We conducted a retrospective analysis of 313 OC patients treated at a single center between 2012 and 2025. An XGBoost model with a Cox proportional hazards objective was used to generate a machine learning–derived risk score (ML-score), which was subsequently incorporated into Cox regression analysis. Model interpretability was enhanced using Shapley additive explanations (SHAP).

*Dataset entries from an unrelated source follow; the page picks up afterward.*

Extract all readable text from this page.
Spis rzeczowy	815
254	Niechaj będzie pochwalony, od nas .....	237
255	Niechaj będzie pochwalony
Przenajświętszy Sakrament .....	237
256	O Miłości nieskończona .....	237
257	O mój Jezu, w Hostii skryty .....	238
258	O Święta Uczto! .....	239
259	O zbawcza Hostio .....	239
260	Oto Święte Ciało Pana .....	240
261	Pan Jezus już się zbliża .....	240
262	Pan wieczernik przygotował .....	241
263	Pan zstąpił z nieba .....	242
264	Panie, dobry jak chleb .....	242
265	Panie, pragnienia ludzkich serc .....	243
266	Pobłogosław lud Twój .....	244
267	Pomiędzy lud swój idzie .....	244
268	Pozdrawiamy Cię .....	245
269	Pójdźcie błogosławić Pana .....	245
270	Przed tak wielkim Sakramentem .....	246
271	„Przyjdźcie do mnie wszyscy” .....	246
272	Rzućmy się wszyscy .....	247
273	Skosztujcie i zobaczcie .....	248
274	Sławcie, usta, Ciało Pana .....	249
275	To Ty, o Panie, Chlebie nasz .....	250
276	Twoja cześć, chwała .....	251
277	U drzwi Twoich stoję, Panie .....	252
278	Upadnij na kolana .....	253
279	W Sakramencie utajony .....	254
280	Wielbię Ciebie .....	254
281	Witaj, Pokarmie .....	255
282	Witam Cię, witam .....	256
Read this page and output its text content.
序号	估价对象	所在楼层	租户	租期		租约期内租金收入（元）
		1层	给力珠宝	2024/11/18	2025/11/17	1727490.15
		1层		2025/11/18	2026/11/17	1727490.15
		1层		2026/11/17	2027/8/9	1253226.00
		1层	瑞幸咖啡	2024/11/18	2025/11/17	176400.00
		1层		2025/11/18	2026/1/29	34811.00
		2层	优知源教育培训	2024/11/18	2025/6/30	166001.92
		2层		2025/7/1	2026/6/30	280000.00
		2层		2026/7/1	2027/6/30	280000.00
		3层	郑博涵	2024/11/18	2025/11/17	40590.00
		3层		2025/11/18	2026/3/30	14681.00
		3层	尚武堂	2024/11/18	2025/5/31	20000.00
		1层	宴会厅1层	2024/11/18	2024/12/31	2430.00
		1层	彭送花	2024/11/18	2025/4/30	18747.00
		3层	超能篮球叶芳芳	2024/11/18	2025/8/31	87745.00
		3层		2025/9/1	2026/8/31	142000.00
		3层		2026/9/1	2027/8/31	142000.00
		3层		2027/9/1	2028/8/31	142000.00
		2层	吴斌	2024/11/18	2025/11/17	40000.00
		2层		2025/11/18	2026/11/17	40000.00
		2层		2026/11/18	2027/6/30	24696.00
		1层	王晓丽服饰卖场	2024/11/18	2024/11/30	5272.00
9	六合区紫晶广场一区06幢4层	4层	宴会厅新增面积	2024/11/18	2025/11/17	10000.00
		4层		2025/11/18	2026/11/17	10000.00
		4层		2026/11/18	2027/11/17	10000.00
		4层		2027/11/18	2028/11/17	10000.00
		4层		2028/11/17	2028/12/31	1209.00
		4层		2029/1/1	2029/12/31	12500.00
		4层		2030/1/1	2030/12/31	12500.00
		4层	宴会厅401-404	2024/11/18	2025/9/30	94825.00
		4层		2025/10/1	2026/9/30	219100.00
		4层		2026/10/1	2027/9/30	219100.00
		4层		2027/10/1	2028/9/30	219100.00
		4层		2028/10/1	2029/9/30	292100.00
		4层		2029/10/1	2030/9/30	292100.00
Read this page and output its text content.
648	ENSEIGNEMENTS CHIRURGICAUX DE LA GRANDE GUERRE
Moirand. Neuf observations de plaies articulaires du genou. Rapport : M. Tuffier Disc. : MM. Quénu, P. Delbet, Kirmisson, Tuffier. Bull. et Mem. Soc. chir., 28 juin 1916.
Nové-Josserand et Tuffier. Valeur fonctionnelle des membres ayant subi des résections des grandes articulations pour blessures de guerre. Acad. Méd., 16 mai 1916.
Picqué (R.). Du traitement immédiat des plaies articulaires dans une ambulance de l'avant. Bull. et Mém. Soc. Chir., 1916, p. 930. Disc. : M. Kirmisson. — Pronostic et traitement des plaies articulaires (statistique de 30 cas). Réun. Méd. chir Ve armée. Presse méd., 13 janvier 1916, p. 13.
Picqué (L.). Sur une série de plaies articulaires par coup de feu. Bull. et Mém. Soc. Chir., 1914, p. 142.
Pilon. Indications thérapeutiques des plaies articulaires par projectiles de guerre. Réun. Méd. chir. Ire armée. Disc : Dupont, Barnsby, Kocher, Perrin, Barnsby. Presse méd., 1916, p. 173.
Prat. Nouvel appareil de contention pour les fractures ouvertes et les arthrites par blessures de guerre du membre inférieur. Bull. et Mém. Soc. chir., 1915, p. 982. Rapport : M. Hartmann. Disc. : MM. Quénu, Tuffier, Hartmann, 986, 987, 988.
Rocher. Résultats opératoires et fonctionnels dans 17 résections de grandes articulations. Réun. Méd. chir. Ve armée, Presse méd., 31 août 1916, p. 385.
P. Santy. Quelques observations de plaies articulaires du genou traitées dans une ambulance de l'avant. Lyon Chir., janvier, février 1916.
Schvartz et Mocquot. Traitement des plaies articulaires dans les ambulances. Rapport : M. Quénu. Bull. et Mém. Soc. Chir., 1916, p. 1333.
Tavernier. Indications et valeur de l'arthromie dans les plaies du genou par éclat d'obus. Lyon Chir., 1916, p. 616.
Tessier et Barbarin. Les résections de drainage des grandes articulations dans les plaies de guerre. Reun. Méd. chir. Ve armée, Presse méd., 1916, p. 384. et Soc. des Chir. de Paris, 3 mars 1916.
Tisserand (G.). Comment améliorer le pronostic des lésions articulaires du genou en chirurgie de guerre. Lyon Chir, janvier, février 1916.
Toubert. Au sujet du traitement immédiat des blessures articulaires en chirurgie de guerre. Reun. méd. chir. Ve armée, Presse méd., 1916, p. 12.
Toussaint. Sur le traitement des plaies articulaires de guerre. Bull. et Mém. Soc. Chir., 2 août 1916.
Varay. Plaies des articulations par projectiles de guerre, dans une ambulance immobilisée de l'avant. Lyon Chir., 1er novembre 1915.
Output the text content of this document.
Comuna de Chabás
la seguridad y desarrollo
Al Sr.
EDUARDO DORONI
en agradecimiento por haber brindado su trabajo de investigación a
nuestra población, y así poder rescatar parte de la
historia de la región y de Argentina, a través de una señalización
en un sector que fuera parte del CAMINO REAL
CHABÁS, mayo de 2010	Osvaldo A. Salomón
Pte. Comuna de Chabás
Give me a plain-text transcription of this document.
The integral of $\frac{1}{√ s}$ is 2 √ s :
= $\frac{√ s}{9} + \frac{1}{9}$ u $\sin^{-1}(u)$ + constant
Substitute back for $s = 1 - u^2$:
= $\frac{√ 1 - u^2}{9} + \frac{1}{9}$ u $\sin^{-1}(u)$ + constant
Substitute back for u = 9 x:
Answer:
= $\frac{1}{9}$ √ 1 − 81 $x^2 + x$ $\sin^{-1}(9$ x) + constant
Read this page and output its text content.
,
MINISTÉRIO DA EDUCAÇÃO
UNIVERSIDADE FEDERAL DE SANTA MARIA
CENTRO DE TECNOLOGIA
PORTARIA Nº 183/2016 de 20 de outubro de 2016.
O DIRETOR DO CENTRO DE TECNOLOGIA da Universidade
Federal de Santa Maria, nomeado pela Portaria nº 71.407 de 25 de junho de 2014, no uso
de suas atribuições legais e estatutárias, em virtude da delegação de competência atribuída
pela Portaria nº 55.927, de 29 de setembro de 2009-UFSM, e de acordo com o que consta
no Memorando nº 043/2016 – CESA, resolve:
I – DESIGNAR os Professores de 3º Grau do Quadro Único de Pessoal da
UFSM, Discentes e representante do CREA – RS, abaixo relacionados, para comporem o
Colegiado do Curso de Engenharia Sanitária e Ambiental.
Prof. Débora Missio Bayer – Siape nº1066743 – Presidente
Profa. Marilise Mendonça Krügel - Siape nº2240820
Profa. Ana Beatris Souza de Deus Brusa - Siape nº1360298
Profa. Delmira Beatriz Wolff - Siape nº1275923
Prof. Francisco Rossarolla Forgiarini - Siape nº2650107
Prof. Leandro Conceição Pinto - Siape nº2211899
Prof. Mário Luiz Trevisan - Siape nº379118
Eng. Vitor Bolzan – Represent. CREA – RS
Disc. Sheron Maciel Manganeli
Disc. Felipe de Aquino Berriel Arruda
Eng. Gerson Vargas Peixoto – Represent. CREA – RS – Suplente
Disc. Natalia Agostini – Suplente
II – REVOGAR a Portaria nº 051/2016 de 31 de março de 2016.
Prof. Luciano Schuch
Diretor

A nomogram was constructed based on the ML-score, and model performance was evaluated using Harrell’s concordance index (C-index), time-dependent receiver operating characteristic (ROC) analysis, and decision curve analysis (DCA).

Results

SHAP highlighted key factors: targeted therapy, histological type, tumor size, age, postoperative ICU admission for OS; age, tumor size, stage, targeted therapy, bleeding, histological type, omental/lymph node metastasis for PFS. ML-score stratified high-/low-risk groups (OS: HR = 4.67, 95% CI 3.14–6.96; PFS: HR = 4.05, 95% CI 2.85–5.75; p < 0.0001). ML model showed superior C-index and area under the ROC curve (AUC) with increasing long-term accuracy and better DCA net benefit.

Conclusion

This ML model provides robust, interpretable prognostication, capturing nonlinear effects of factors like targeted therapy and tumor burden.